In the adult sham group, TNF-R1 immunoreactivity was easily shown in pyramidal neurons (Fig. 5A). In the adult ischemia group, TNF-R1 immunoreactivity was significantly increased (254.9% of the adult sham group) in the pyramidal neurons at 1 day after tFI (Fig. 5C and K). Thereafter, TNF-R1 immunoreactivity in the pyramidal neurons was hardly shown at 4 days after tFI, but TNF-R1 immunoreactivity was newly shown in non-pyramidal cells, and TNF-R1 immunoreactivity in CA1 was 96.4% of the adult sham group (Fig. 5E and K). At 7 and 15 days after tFI, TNF-R1 immunoreactivity was more increased in the non-pyramidal cells, and TNF-R1 immunoreactivity in CA1 was 166.6 and 151.6% of the adult sham group, respectively (Fig. 5G, I and K). These non-pyramidal cells containing TNF-R1 immunoreactivity were identified as GFAP-immunoreactive astrocytes by double immunofluorescence (Fig. 6A, C and E).
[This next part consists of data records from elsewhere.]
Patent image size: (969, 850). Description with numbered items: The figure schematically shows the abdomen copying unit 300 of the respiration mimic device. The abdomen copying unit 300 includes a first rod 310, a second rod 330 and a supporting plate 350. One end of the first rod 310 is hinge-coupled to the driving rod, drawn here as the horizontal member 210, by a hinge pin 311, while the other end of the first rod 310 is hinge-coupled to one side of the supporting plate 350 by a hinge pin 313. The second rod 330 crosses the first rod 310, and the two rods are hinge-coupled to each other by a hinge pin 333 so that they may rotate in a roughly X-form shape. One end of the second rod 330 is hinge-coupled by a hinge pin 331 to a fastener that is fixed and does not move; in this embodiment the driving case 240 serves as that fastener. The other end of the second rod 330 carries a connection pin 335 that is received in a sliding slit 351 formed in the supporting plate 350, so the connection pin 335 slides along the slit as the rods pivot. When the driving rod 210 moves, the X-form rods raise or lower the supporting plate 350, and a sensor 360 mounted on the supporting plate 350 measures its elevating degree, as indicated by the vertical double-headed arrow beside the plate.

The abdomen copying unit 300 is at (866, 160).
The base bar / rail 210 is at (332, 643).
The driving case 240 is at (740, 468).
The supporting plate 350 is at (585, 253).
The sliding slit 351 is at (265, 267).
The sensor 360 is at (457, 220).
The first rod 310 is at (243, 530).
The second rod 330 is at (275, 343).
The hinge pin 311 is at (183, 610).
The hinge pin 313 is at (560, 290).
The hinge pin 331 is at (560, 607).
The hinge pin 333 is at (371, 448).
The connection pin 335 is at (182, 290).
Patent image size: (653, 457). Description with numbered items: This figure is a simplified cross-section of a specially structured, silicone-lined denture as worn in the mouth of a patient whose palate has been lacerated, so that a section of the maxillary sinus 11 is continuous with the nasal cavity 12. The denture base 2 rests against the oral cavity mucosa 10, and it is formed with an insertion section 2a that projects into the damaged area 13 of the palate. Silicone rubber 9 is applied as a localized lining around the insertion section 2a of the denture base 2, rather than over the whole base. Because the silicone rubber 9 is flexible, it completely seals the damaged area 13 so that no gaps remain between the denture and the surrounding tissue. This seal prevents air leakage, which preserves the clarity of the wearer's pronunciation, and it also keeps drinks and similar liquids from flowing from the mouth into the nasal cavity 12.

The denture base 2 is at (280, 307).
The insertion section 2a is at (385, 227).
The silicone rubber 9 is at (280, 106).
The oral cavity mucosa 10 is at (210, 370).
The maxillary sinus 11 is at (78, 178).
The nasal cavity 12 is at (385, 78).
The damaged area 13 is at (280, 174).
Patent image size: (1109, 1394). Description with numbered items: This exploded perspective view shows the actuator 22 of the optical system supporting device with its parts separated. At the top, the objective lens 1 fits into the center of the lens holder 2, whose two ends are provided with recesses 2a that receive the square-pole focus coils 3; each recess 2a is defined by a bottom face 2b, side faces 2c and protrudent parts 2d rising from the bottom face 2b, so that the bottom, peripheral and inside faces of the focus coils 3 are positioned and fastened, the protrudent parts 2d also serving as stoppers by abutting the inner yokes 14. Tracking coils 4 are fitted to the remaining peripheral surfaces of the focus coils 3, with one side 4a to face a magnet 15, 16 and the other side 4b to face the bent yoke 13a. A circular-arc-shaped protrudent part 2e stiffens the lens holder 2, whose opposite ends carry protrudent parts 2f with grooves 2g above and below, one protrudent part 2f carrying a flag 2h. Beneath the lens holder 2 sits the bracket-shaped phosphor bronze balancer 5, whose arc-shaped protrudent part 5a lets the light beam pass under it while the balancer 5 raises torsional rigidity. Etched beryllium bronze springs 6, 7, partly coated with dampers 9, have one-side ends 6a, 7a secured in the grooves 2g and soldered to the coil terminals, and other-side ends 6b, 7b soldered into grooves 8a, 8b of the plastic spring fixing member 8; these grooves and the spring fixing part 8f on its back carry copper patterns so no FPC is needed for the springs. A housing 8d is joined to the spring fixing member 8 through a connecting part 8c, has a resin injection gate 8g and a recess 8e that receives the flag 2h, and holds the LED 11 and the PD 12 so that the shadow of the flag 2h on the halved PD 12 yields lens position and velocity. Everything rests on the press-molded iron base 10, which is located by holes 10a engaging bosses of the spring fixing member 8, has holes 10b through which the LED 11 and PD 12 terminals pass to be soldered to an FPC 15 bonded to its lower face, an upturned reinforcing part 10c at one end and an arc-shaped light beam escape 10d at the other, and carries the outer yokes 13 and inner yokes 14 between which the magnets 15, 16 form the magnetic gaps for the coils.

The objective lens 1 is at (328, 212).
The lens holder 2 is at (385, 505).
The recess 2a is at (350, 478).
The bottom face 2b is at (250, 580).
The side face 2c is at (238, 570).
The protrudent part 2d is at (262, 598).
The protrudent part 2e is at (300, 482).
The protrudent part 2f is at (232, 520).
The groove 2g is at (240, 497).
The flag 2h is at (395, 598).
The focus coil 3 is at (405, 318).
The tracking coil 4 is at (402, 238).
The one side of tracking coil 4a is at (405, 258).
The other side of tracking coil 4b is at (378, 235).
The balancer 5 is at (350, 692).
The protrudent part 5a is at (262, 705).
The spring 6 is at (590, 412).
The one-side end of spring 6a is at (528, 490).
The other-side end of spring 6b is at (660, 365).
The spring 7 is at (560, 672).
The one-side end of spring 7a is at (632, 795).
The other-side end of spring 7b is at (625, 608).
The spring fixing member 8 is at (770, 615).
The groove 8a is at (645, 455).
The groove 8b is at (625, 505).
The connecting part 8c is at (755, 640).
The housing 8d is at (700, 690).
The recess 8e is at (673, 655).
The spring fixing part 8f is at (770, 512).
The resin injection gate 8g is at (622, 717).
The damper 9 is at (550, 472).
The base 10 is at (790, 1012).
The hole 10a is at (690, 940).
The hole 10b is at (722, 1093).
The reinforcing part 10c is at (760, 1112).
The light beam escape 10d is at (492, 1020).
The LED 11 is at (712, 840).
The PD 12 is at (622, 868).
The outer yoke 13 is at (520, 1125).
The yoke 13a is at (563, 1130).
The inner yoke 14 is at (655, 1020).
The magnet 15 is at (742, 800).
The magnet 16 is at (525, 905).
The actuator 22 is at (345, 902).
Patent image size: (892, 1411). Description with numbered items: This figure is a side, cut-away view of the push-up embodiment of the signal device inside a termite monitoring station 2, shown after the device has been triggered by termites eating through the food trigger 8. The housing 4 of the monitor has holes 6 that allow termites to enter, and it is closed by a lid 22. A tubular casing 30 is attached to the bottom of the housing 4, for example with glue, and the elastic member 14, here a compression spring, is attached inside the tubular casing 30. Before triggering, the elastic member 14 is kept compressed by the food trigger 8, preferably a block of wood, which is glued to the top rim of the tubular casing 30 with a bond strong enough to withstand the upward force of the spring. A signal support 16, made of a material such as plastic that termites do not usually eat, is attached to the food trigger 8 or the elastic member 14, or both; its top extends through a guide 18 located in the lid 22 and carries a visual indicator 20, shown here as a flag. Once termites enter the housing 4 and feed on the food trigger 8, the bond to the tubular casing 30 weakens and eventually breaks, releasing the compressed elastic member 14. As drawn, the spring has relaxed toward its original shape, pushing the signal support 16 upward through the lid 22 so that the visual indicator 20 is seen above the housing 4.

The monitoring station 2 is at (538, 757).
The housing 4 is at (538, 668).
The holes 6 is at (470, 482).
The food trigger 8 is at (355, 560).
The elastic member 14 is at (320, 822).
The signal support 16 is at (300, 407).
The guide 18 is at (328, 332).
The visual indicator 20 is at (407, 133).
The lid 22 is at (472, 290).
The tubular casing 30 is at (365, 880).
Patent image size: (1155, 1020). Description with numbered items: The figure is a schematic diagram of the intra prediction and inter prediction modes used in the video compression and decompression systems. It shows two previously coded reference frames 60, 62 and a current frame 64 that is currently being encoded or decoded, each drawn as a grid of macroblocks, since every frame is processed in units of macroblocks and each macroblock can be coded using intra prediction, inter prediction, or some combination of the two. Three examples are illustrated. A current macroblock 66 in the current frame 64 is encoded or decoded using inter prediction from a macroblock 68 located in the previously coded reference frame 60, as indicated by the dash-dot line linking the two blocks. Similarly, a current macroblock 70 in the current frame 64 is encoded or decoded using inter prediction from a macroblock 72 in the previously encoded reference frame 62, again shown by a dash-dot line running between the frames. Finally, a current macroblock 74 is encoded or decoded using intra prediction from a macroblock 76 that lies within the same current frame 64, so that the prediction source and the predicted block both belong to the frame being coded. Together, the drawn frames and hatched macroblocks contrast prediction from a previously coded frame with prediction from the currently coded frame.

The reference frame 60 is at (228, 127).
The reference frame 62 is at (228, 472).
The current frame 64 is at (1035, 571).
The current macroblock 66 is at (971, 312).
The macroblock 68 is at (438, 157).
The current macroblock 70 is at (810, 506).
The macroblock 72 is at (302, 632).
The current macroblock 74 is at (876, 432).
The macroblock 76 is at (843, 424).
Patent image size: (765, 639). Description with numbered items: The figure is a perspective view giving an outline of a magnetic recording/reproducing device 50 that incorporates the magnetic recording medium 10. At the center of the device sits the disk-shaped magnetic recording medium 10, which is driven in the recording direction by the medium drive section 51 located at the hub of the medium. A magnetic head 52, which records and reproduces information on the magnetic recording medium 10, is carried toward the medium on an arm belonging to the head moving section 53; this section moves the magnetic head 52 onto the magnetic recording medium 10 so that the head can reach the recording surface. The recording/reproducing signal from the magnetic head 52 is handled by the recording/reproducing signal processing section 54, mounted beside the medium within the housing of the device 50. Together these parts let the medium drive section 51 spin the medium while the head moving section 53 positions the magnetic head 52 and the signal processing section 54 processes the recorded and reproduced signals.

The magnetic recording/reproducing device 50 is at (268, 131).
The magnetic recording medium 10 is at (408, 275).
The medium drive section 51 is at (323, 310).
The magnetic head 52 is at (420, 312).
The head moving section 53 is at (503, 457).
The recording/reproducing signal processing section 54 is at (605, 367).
In the young sham group, TNF-R1 immunoreactivity was also found in pyramidal neurons, and the immunoreactivity was similar to that in the adult sham group (Fig. 5B and K). In the young ischemia group, TNF-R1 immunoreactivity in the pyramidal neurons was increased only in the pyramidal neurons, showing that the TNF-R1 immunoreactivity was 93.0% at 1 day and 190.9% at 4 days after tFI compared with that in the corresponding adult ischemia group (Fig. 5D, F and K). At 7 and 15 days after tFI, TNF-R1 immunoreactivity in CA1 was markedly decreased (68.1% in the adult and 59.9% in the young) compared to that in the young sham group (Fig. 5H, J and K). At these times, TNF-R1 immunoreactivity was only shown in a few pyramidal neurons; TNF-R1 immunoreactivity was hardly detected in astrocytes by double immunofluorescence (Fig. 6B, D and F).